As the night wore on, and it became dark, and we couldn’t look out the windows any more, our cramped quarters were anything but comfortable. Also, sanitary arrangements on European trains are conspicuous by their absence. When at last, at 2:00 A. M., we were told to detrain, we were pretty thoroughly uncomfortable.

After the usual hubbub of detraining—“which way’s comp’ny form?”—“I dunno”—“First squad”—“Ninth squad”—“Where’s me bayonet?”—“Oh, thanks”—“D’ja get the can open all right?”—We departed into the night, filing past a little station out into a dark road, and then at a good round pace on through silent, dark streets, for about a mile. There we were introduced to our first billet.

It was a large empty stone house in a row of similar ones. Bare floors, bare walls, but clean, and not so bad. After a vast amount of unnecessary fussing about the company got itself settled. Sixty men were to leave at six o’clock under Lt. Foulkes.

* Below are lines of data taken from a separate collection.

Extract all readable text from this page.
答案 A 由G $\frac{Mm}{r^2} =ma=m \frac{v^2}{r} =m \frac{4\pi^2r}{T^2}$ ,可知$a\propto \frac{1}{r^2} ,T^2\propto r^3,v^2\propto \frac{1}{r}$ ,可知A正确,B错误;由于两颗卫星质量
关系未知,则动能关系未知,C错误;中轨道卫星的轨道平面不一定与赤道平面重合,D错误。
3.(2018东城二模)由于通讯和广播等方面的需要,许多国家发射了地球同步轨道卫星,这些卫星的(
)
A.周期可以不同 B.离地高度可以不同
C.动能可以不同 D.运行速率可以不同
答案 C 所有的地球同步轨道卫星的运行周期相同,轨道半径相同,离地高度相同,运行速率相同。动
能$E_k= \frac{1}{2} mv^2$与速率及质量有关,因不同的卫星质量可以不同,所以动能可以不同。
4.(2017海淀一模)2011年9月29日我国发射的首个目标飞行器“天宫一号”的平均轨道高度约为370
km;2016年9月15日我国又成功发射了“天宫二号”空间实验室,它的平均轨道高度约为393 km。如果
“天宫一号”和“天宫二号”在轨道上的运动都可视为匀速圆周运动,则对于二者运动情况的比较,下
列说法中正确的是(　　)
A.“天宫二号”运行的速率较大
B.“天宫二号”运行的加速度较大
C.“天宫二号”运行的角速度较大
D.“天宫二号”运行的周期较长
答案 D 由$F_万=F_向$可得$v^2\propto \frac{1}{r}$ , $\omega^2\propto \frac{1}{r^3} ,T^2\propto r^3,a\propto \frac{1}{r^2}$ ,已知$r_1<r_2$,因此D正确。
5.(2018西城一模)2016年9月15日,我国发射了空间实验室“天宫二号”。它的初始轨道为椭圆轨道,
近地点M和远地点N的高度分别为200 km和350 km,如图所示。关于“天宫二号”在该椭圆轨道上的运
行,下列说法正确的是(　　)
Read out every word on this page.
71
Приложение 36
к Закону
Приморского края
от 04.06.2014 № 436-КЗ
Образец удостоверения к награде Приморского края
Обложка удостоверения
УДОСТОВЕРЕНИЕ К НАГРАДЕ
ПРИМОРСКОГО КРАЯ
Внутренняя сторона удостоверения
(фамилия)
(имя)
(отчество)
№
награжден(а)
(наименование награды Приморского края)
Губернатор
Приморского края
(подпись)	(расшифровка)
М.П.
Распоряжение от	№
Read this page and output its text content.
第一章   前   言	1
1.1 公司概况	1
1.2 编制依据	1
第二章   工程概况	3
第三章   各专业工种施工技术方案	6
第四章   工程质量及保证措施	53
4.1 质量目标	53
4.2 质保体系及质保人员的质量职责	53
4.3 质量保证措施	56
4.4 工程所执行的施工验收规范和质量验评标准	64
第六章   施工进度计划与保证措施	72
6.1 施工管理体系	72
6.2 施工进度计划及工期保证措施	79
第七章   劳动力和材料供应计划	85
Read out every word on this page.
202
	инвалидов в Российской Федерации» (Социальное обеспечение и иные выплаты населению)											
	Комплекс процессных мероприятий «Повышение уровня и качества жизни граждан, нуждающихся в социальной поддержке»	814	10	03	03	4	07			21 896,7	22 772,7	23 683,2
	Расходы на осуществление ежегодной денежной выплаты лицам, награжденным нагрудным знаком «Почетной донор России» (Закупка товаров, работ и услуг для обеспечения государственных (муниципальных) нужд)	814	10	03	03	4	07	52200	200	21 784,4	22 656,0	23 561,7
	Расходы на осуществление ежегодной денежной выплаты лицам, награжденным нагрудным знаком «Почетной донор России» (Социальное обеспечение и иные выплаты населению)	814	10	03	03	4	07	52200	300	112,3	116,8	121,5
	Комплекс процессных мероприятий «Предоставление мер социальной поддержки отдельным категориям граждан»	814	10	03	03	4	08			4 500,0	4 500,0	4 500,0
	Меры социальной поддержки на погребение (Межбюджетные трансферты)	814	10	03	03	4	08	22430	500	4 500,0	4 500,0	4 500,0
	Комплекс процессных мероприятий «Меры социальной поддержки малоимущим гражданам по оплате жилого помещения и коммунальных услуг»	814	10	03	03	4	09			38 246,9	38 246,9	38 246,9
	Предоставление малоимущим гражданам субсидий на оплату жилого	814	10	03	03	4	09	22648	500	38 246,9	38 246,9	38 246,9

That night and early the next morning we heard for the first time the distant rumble of the guns in France.

In the morning we discovered that we were in an embarkation camp at Folkestone, near Dover. A beautiful place it was, something like Atlantic City, only everything seemed more permanent, and the boardwalk was lacking. The camp was a section of the town set apart for the purpose. Everything was well ordered. These Englishmen had been at the game a long time, and after some chafing and fussing around we discovered that though no one displayed any particular “pep,” nevertheless things really got done quite well; in the British way, of course. But woe be unto the ambitious Yank who sought to alter anything.

Most of the company had not even been in the service long enough to master the manual of arms, and part of the day was used in instilling the rudiments of this essential into them. Time was still left for a short ramble about Folkestone, however; and the promenade, town, pubs, Tommies and Waacs were all investigated enthusiastically and as thoroughly as time and opportunity permitted.

The next morning the battalion was formed at 6 A. M. and marched along cobbled streets to the pier, where we were sardined into a fast channel steamer, and donned those confounded lifebelts again for a short farewell wearing. Then, with an American destroyer racing along on either side, we slipped swiftly down under the Dover Cliffs, then swerving out and across the channel to Calais. A dock, a Red Cross train on the other side of it, a fisherman in a little boat alongside us—France at last.